1. Даль В. Толковый словарь – М.: Гослитиздат, 1935. – Т. 2. – С. 329.
2. Ковда Е. Переносчик значений // The Prime Russian magazine. – Praha, 2015. – N 4 (31). – C. 8–14.
Творчество Тимура Кибирова
Обзор
Один из самых интересных поэтов нынешней российской словесности, представитель «московского концептуализма», постмодернист Тимур Юрьевич Кибиров (настоящая фамилия Запоев) родился 15 февраля 1955 г. в осетинской семье на Украине в городе Шепетовка Хмельницкой области. Его отец – офицер советской армии, мать – учительница.
Тимур Кибиров окончил филологический факультет МОПИ (Московского областного педагогического института). Затем работал на НТВ в программе «Культура», с 1975 г. является членом редсовета журнала «Литературное обозрение». Печататься начал в конце 80‐х годов. Для творчества Т. Кибирова характерны пересмешничество, ирония, пародия, «установка на скрытое или открытое цитирование как классической литературы, так и советских идеологических или рекламных штампов» (5). В постмодернистской терминологии такой подход в поэзии имеет название «интертекстуальность», т.е. употребление автором тематики и сюжетов как предшествующей, так и современной художественной литературы (2). Т. Кибиров доводит в своем творчестве цитатность до центона, стихотворения целиком составленного из других стихов (1). Впрочем, в настоящее время центон превратился в ироничную шутку.

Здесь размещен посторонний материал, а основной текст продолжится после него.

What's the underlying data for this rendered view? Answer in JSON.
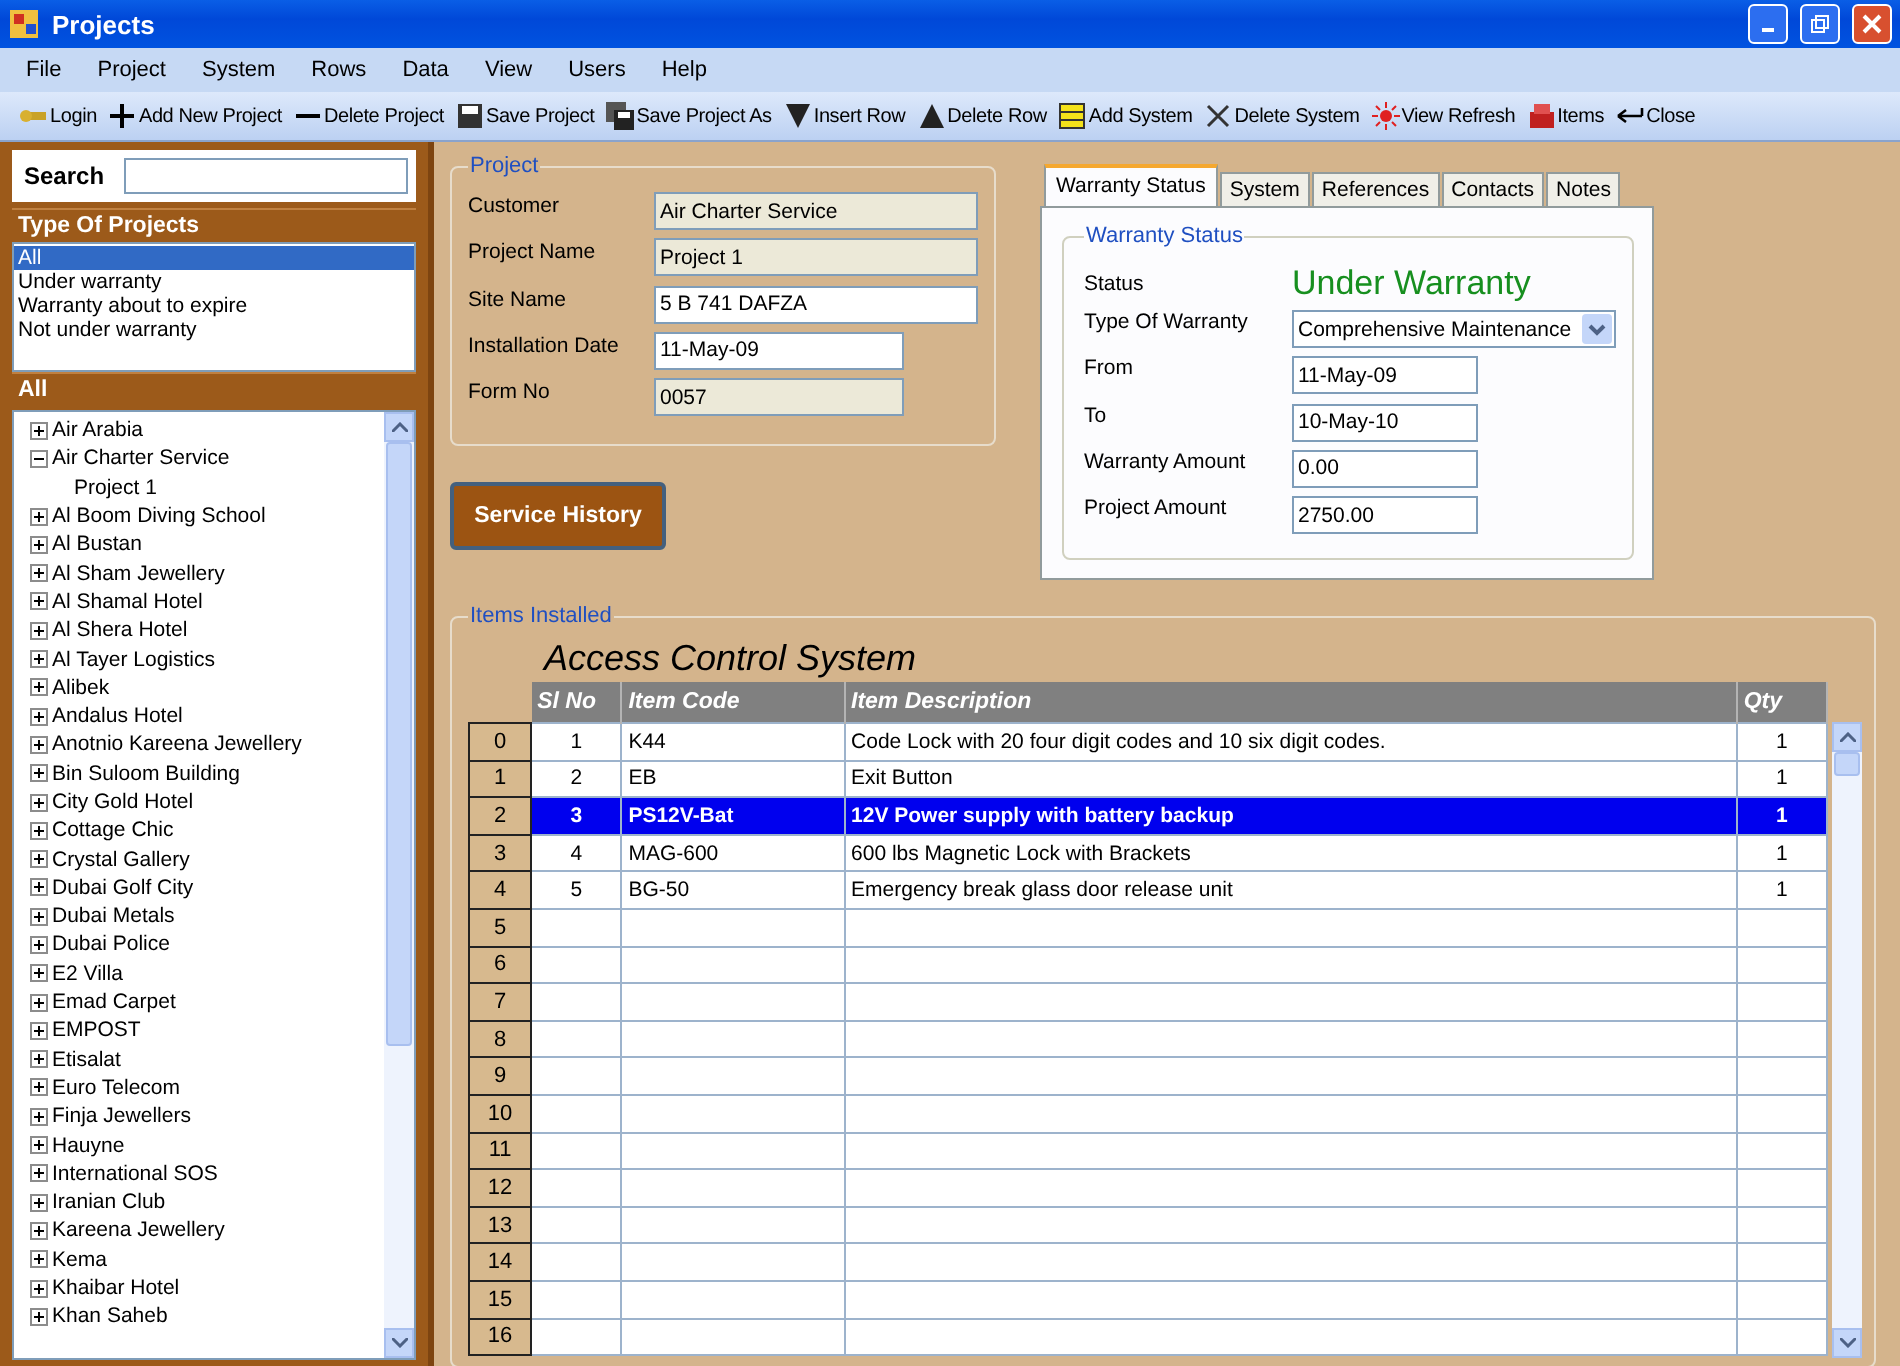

Что же касается концептуализма, или концептуального искусства, то в поэзии это означает создание художником слова определенной концепции или стратегии идеала. Концептуализм создавали в 1910–1920 гг. авангардистские течения – футуристы, дадаисты и прочие модернисты (3). В России концептуализм известен с 1970‐х годов. В 1980‐е годы для нового поэтического поколения он стал непременным элементом лирического стиха. Тимура Кибирова литературные критики называют трагическим поэтом, ведь в его ироничной поэзии заложена трагедия:
Как видим, Кибиров пишет, что жизнь трагична даже для тех, кто верует и убежден в бессмертии души.

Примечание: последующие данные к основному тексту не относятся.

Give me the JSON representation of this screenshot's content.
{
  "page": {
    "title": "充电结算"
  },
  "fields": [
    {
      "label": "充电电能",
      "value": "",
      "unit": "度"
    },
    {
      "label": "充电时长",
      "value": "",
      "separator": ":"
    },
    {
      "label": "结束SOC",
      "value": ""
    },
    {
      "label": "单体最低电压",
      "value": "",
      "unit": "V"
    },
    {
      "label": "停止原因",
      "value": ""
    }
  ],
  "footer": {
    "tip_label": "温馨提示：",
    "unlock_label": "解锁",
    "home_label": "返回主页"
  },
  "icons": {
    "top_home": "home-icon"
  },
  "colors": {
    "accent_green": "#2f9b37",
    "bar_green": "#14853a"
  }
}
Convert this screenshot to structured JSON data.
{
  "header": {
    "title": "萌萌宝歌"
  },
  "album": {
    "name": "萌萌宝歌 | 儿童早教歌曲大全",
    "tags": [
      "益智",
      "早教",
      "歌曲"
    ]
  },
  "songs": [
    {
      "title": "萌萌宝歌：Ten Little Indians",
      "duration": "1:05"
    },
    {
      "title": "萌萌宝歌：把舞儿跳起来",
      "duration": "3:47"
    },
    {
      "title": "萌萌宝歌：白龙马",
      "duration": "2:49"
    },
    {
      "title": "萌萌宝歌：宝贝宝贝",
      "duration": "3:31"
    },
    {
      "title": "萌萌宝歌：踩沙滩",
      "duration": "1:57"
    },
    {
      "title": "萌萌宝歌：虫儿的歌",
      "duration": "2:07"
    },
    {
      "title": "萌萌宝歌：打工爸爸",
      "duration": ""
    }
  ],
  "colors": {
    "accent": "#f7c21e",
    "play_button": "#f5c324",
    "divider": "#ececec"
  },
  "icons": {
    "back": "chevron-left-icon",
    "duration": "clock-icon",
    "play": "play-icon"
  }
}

Специальный корреспондент журнала «Русский репортер» Ольга Тимофеева встретилась с поэтом, чтобы поговорить с ним о том, как рождаются его стихи, а также о мировой политике и о культе молодости (4). Т. Кибиров ответил, что его поэзия не слишком сложна, но загадочна. Вообще, сказал он, стихи появляются в результате странного процесса. «Непонятно, откуда берется и ничего тебе в голову не приходит, а потом вдруг, буквально вдруг – переходишь совсем в другое состояние» (4, с. 46).

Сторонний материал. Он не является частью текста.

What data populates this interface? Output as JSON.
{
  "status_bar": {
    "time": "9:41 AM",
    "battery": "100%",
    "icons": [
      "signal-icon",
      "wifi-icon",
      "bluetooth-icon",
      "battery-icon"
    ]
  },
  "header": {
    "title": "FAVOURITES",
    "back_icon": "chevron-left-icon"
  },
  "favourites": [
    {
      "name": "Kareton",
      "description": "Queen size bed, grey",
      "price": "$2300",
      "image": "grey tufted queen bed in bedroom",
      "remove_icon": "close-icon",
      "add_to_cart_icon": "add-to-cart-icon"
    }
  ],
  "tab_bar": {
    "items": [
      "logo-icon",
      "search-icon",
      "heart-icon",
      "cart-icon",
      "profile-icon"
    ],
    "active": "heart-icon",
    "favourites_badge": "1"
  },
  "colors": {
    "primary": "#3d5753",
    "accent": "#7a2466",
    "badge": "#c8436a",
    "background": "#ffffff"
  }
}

У Тимура Кибирова есть и христианские темы. Так, например, он пишет, что существуют два Господа Бога – «их и наш». Поэт полагает, что христианство это не только религия русских и осетин: «Если оно истинно, то это истина вселенская» (4, с. 47). Говоря о мировой политике, Тимур Кибиров утверждает, что цивилизация находится в состоянии перехода к чему‐то новому, но к чему именно, еще никто толком не понимает. «От этого такая тревога» (там же). Он считает, что XXI век оказался веком религиозной войны, но это не средневековая ситуация, когда ислам боролся с христианством. Теперь все по-другому: с одной стороны ИГИЛ, воины Аллаха, а с другой – современная цивилизация, причем языческая. Вот почему Кибиров полагает, что нынешняя война религиозна только с одной стороны, а с другой это не война, а только оборона.
Поэт также убежден, что в современном мире даже ранняя молодость считается самым важным возрастом человека. Культ молодости привел к тому, что люди до 40 лет думают, что они молоды. По его, Кибирова, воспоминаниям, самый страшный возраст это 17–18 лет. В XIX в. людей в 50 лет уже считали стариками. Сам же он начал готовиться к старости, когда ему исполнилось 45. Сейчас Тимуру Юрьевичу Кибирову 60, и он говорит о том, что старик должен быть стариком, «должен быть ворчливым, консерватором, а не задрав штаны куда‐то бежать» (4, с. 48). Что же касается молодых поэтов, то они почему‐то думают, что «всякая подлинная поэзия должна быть абсолютно непостижимой для обывателя» (4, с. 49). Их копеечные идеи облекаются в непроницаемую форму и выдаются за подлинную поэзию. Сам же Т. Кибиров культивирует простоту и отнюдь не считает ее синонимом примитивности.